Let's state the bottom line about S. 744, the Schumer-Rubio-Obama amnesty bill: This legislation is fundamentally flawed and cannot be amended in any way that makes it acceptable.
The central design of the bill is mass amnesty immediately, enforcement never, gallons of red ink committed to be spent for the rest of the amnesty recipients' and new immigrants' lives, and further opening the floodgates to irresponsible levels of immigration.
This profligate legislation will flood America with foreign workers willing to take American jobs at far lower pay rates than American workers can accept, both at the upper and lower ends of the occupation scale. As Sen. Sessions (R-Ala.) kept noting in the Judiciary Committee, amnesty proponents refuse to talk about the overall numbers of immigrants and temporary foreign workers this bill would admit. But the overall numbers matter if we are to avoid significant labor market disruption by government intervention that harms Americans' quality of life, depresses incomes, and moves our per capita earnings to something more like Mexico's.
Again, S. 744 cannot be salvaged. It is irredeemable. It is irresponsible. It is dangerous. It is effectively a $6.3 trillion-plus tax increase on a struggling U.S. economy and hard-pressed American taxpayers.
Yet, while Rome stands in danger of burning to the ground, the Senate's Neros are busy fiddling.

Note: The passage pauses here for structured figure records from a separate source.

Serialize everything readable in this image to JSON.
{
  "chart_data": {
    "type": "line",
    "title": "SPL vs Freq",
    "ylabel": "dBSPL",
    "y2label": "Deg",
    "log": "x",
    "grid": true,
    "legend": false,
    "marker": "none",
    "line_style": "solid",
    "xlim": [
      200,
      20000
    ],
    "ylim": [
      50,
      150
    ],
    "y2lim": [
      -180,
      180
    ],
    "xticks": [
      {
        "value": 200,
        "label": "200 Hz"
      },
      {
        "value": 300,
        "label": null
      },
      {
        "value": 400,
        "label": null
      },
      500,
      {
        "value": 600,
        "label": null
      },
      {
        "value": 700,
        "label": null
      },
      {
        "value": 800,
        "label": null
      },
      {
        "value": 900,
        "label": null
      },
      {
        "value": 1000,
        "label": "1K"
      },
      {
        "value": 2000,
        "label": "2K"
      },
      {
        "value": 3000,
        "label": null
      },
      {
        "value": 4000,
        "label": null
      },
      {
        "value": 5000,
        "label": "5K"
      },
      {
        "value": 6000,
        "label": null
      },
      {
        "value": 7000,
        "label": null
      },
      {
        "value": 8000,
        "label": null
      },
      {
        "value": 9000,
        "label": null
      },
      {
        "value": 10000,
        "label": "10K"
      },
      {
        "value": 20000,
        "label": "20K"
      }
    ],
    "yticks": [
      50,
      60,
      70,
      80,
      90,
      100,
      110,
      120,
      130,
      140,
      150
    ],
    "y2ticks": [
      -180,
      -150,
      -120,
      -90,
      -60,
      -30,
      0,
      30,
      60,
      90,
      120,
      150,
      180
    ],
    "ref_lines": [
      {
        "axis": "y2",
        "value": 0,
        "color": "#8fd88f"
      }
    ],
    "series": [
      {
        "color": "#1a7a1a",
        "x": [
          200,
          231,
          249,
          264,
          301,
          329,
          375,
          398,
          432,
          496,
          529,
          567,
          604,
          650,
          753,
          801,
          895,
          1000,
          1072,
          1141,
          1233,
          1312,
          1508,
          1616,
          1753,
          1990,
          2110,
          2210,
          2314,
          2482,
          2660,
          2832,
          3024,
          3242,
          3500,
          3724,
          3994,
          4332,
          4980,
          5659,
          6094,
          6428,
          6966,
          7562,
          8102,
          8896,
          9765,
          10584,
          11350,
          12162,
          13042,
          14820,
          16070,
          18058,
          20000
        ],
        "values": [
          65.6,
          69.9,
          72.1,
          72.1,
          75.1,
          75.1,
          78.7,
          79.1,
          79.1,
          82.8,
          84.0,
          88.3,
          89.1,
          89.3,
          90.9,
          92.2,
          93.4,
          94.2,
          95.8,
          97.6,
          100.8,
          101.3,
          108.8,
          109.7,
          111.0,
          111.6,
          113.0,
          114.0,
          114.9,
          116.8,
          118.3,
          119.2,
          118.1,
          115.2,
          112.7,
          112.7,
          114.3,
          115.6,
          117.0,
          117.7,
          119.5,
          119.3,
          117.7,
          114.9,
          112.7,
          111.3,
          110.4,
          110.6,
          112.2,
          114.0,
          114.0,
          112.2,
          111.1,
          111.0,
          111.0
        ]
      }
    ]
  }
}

The latest distraction occupying the attention of senators who want to vote for mass amnesty: claiming S. 744 needs tougher border enforcement and a "trigger".
Sen. Cornyn has proposed an "antidote" that is supposed to fix the bill. This provision would add a "trigger" that supposedly satisfies the amnesty first, enforcement never concerns. Unfortunately, no trigger will fix that problem because the gratuitously generous amnesty remains in the bill, trigger or no trigger. The Cornyn provision, in its initial form, has merit, but even if the Gang of Eight allowed it, the RESULTS amendment wouldn't be sufficient. It's still throwing pearls before swine.
Others are fixated on the lack of border enforcement in S. 744. That's certainly a huge problem, because the bill deals only with a few inputs (e.g., buy this equipment, hire this many agents). But the facade of enforcement can't be fixed. There's not enough real enforcement that can be set up at the border to stop the inflow of new illegals, because the bill dumbs down E-Verify and guts law enforcement generally, leaving in place the potent jobs magnet — the incentive of this mass amnesty for future illegal flow — and the insane "if you can get past the border, we won't hassle you" game plan. The USCIS agents' union, the ICE officers' union, and others in law enforcement agree. See here and here.
S. 744 subverts state laws that have resulted in reduction of those locales' illegal populations. Any proponent of S. 744 should be held accountable for willfully and knowingly destroying the little bit of federalism that has been exercised to address immigration-related problems at the state and local level.
Again, the bottom line on S. 744 remains that, triggers or no triggers, this legislation is only shooting blanks on enforcement and border security. It's a win for open borders and cynical politics and a loss for the rule of law and immigration in America's national interest.